Marketing, as they say, ain’t what it used to be.
source The Style Network Active Altruism: Influencing Sustainability | SanMar U
Influencer marketing has arrived, and it represents an unquestionable shift in the dynamics of brand power and message. “Exposure is no longer the preserve of the rich,” says Al Ramich, CEO of SmallGiants. “You can go viral (and therefore have influence) with no backing, no funds and no status. Technology has inverted the traditional relationship between money and power.”
Influencer marketing has actually been with us for a long time, including everyone from town criers in medieval times to Farrah Fawcett leveraging her iconic Charlie’s Angels hairstyle to sell hair products. Today’s equalizer is mobile technology, and it means that anyone – literally anyone with a smartphone and something to say – can be an influencer now. Fashion and beauty brands have taken notice, and they’re listening.
The Message Is the Medium – Active Altruism
Where it was once the companies who had the power and defined the message, now it is the influencer who defines the message that fashion labels seek to align with. In one highly-visible example, this year’s Met Gala found singer and animal rights activist Billie Eilish wearing an Oscar de la Renta gown – but only on the condition that the fashion designer agreed to stop all fur sales.
With most influencers trending toward the younger generations – Millennials and Gen Z primarily – the message they want to send is often about sustainability.
- Instagrammer Marielle Elizabeth makes her brand message clear right up front: “slow fashion for fat babes,” focusing on ethically-made apparel with an eye for detail and longevity. Her recent article in Vogue details a three-year process at Old Navy to create apparel with more inclusive size profiles.
- Zach Thomas is a non-binary blogger who promotes sustainable menswear brands in the #wearrewear movement, resulting in partnerships with Eileen Fisher and made-to-order t-shirt brand Son of a Tailor.
- Stevie is the founder of Yay For Earth and her message is all about a zero-waste lifestyle. While much of the apparel she highlights is purchased secondhand, she also features clothing whose creation is rooted in sustainability like Christy Dawn and Frank and Oak, and she does it all with a brilliant smile on her face.
These are just a few examples. I could spend all day just talking about the many different influencers and the messages they have for the fashion industry alone. But I want to answer the question I can feel you just waiting to ask: how can you leverage these messages to benefit your business?
Going All-In On Sustainability
The key to an influencer’s message can be summed up in one word: authenticity. It’s pretty easy these days to do the research to find out if someone is just saying the right words, or if they’re walking the talk of sustainability. Organizations like Better Buying make 360-degree feedback loops between suppliers and buyers more transparent than ever.
Making it even more complex (sorry!), many brands approach sustainability in different ways. While traditionally known as a fast-fashion manufacturer, H&M has recently focused on using recycled materials. Others take a broader approach and address sustainability across the full lifecycle of their products, like shoemaker Allbirds.
In other words, if you’re going to say you’re selling sustainable products and behaving ethically, you’d better mean it and you’d better be able to convey what that means if you’re asked about it.
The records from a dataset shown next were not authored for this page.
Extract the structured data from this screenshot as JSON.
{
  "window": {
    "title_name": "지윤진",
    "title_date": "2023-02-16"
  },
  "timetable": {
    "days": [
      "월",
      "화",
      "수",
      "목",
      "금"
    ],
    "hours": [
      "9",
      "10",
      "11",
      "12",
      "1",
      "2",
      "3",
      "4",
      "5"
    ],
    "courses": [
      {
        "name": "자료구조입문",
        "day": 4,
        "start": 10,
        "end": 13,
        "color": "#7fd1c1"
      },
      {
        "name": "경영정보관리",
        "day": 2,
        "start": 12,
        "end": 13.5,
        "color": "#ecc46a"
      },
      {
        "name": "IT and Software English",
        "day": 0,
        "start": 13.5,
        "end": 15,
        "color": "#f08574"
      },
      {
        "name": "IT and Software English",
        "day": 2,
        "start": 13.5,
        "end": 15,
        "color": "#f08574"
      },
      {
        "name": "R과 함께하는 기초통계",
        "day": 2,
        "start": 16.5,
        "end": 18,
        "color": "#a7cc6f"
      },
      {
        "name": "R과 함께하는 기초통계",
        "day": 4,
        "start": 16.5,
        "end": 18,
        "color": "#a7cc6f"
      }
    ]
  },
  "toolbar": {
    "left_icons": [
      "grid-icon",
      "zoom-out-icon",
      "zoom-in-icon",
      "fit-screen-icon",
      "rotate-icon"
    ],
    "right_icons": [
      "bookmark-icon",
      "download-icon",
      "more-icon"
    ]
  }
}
Luckily, some apparel brands wear their sustainability on their sleeves, so to speak. Companies like Allmade and Cotopaxi feature apparel that is both ethically sourced and made from either recycled or repurposed fabrics. Familiar brands like The North Face use recycled fabrications in more and more of their products. The District Re-Tee has become a family of apparel pieces with a clear mission to reduce both material usage and also the chemicals used in the dyeing process.
These are the kinds of sustainable brands that influencers can be proud to talk about. Featuring their products prominently in your lineup is not just good for the planet. By conveying a message that is increasingly meaningful to today’s buyers, these are products that will also help your business grow into this new world where the power of marketing can be used to change the world for the better.